Poi l’impatto, una volta entrato nel campus, con tutta quella massa eterogenea di giovani aspiranti universitari. Forse, se fossi stato da solo, me ne sarei tornato indietro. Troppe persone, troppo vociare, troppa confusione. I miei soliti brutti pensieri iniziavano già a girare. Li guardavo e vedevo che ognuno, a suo modo, era particolare o estroso, nel modo di vestirsi, di parlare. E io? Io non ero niente di che. Uno tra tanti, che forse non spiccava tra tanti o forse neanche si distingueva.

Ma fortunatamente non ero solo. E velocemente sono stato accompagnato all’aula del test (se fossi stato solo, nonostante la cartina, mi sarei sicuramente perso). Poi l’appello, interminabile e le procedure per entrare in aula.

E nel frettempo, iniziare a chiaccherare con i vicini di banco.
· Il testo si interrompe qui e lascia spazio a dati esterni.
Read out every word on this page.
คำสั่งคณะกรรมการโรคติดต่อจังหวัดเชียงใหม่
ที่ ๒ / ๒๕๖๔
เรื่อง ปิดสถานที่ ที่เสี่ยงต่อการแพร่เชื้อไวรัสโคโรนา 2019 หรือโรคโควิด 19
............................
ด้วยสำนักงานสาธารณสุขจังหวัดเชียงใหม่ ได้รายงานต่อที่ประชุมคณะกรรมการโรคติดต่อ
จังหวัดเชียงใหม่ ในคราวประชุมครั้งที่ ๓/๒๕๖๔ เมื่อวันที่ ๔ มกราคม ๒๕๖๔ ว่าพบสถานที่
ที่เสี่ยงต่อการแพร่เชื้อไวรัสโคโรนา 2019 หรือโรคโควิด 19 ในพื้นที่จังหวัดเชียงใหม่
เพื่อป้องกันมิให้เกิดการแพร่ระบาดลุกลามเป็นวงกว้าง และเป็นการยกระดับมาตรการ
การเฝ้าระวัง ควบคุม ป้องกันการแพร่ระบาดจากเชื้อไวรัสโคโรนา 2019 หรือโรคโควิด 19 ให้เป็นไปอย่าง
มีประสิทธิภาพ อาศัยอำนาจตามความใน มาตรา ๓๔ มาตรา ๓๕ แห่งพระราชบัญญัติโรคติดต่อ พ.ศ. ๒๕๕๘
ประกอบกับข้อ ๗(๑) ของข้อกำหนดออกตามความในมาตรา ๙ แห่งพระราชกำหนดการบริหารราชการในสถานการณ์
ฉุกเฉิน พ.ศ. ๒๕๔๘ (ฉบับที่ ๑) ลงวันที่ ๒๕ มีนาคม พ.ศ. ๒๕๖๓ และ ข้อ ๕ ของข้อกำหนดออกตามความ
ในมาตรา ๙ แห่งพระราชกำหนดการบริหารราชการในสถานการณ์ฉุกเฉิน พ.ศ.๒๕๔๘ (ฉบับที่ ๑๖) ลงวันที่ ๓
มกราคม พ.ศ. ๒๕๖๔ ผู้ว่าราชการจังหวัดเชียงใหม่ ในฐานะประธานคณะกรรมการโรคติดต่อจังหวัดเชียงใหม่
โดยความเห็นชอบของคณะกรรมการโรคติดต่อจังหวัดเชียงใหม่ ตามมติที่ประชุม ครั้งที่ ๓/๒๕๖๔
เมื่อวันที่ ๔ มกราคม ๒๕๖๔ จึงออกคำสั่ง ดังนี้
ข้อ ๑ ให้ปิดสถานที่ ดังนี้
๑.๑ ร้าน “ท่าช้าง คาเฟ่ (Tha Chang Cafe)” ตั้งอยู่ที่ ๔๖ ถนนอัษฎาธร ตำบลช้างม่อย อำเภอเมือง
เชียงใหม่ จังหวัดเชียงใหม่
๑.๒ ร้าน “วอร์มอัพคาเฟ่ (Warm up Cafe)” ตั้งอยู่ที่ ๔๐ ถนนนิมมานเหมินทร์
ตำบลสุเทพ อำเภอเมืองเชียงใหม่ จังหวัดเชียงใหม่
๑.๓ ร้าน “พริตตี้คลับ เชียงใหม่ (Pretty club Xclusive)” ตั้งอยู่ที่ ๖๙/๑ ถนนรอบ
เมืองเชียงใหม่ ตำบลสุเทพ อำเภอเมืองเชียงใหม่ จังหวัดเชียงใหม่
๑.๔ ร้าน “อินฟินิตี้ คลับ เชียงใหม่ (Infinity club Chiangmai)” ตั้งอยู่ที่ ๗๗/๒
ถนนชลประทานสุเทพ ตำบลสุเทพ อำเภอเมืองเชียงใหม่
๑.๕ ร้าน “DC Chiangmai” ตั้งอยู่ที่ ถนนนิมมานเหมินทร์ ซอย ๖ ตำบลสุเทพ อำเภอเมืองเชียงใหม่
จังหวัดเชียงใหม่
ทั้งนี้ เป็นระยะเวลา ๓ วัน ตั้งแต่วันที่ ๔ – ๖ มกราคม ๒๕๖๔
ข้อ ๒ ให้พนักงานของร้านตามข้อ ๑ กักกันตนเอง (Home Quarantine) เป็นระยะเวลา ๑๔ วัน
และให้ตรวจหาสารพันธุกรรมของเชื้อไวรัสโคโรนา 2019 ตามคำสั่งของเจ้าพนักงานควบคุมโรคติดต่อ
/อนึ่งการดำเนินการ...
La ragazza romana che aveva iniziato giurisprudenza alla Sapienza e si era trasferita a Milano col ragazzo, il ragazzo che tenta da anni il test d’ingresso, chi ha già finito il suo corso di studi ma tenta per una seconda laurea. Insomma, alla fine, tra di noi, non c’era praticamente nessuno 18/19enne appena uscito dalle superiori. Eravamo l’aula dei tardoni, forse?

Poi il test. Alla fine fattibile, a parte un paio di domande stupide a cui potevo dare risposta per la risposta che supponevo era proprio quella giusta. Peccato che mi sembrassero troppo facili, troppo ovvie, troppo banali per essere corrette. E a parte quei 2 brani della comprensione del testo che erano abbastanza complicati. E con l’ansia di doverli leggere, del tempo che scorreva, del resto del test da fare non era così facile concentrarsi e comprenderli facilmente.

Poi il test (cavolata) di inglese e poi (visto che erano ormai le due e mezza) la ricerca di qualcosa da mangiare: un morbidone. Sì, decisamente troppo chimico per essere vero. Eppure esiste.

E, infine, la corsa in ufficio, per evitare di arrivare in ritardo. E sono arrivato in orario, ma stavo malissimo, tra una sensazione tremenda di sete e una certa difficoltà a respirare.

Poi, per tutto il pomeriggio, non è che sia stato così bene, però son sopravvissuto. Mentre la adorata collega, nel momento esatto che i capi avevano lasciato l’ufficio, ha comunicato che stava male e sarebbe andata a casa. Così da solo, a finire il valoro. Sì’, ok, mi hanno concesso l’aiuto di uno stagista, però se n’è andato alla fine del suo orario di lavoro. E io sono rimasto in ufficio, fino a mezzanotte, completamente solo.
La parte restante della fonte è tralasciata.